4. Esta é a “era da incerteza”, aquela em que não há âncoras institucionais que, no entender de muitos cidadãos, sejam de confiança absoluta e se gera uma ansiedade muito partilhada – uma incapacidade da pessoa se projetar e configurar o futuro, presa a um presente onde um mal-estar sem que se consiga identificar a fonte sufoca o indivíduo -, e em que não apenas o conhecimento – naufragando num infinito oceano de informações, dados, conhecimento tanto relevante, como secundário, reclamando uma boa “comunidade de intérpretes”, entre os quais sólidos jornalistas, mas num tempo em que “a única utopia viva é a desintermediação” – mas também a vontade se debilitam, entre a aceitação acrítica do devir social, sob a máxima darwiniana de que o que melhor se adapta permanece, ou a recusa completa de qualquer possibilidade colocada, a cada momento, sob a mesa (sempre rejeitada, espelhar simplismo).
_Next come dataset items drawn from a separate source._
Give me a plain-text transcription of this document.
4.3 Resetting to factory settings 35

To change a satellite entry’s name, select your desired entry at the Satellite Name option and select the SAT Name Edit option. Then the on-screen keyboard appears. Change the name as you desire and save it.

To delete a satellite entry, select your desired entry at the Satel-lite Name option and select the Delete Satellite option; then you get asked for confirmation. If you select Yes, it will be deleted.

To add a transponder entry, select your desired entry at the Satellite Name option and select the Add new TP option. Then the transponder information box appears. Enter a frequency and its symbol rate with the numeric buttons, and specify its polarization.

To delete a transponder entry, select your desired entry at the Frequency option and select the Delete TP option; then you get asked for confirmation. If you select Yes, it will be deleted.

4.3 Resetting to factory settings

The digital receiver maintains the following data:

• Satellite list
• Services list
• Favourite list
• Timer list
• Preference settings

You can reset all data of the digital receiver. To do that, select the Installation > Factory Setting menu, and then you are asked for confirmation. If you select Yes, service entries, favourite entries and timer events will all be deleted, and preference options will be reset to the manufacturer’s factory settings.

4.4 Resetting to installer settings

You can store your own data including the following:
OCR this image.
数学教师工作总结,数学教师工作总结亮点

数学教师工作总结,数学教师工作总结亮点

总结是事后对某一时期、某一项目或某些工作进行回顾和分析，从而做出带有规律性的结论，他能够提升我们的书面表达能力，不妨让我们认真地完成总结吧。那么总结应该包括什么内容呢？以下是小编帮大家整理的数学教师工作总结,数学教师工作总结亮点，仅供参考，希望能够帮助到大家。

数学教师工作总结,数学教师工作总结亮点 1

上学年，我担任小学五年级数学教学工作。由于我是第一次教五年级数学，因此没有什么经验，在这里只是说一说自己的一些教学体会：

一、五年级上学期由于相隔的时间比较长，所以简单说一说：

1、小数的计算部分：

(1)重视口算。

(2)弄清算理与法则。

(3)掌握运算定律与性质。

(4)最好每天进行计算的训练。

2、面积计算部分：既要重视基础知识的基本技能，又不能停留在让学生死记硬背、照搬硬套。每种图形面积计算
Innerarity reforça a lição de Lipovetsky: “os seres humanos de sociedades anteriores à nossa viveram com um futuro talvez mais sombrio, mas a estabilidade das suas condições de vida – por muito negativas que fossem – permitia-lhes pensar que o porvir não ia trazer-lhes demasiadas surpresas” (p.13), em uma estabilidade muito menos nervosa do que a (nossa) atual estação. Não ajuda, ademais, que saibamos que a qualquer momento uma “pandemia, a instabilidade financeira, um ataque terrorista, as alterações climáticas que também não conhecem fronteiras, o espaço aberto das redes sociais, a comunicação instantânea em que parece não haver lugar para o segredo ou a intimidade” conspirem para que a desordem seja a nova ordem que está para dar e durar. 

Entretanto, e revolucionário neste contexto seria isso, recuperávamos a busca pela virtude da serenidade, tanto em termos pessoais, como das lideranças e, outrossim, a nível coletivo e procurávamos sistemas mais sofisticados de inteligência coletiva que não apenas nos defenderiam de abusos de máquinas, mas de excessos de nós mesmos: o piloto depressivo que se abateu contra os pirinéus, e com ele arrastou tanta gente, pôde fazê-lo, porque ficou só na cabine e, na sequência do 11 de Setembro, conseguiu que ninguém pudesse entrar nesse mesmo local, sendo que a máquina não impediu o piloto de atirar o avião e as vidas para o abismo: a ideia de que o mal, o negativo está sempre, e só, do lado de fora contém uma boa dose de miopia.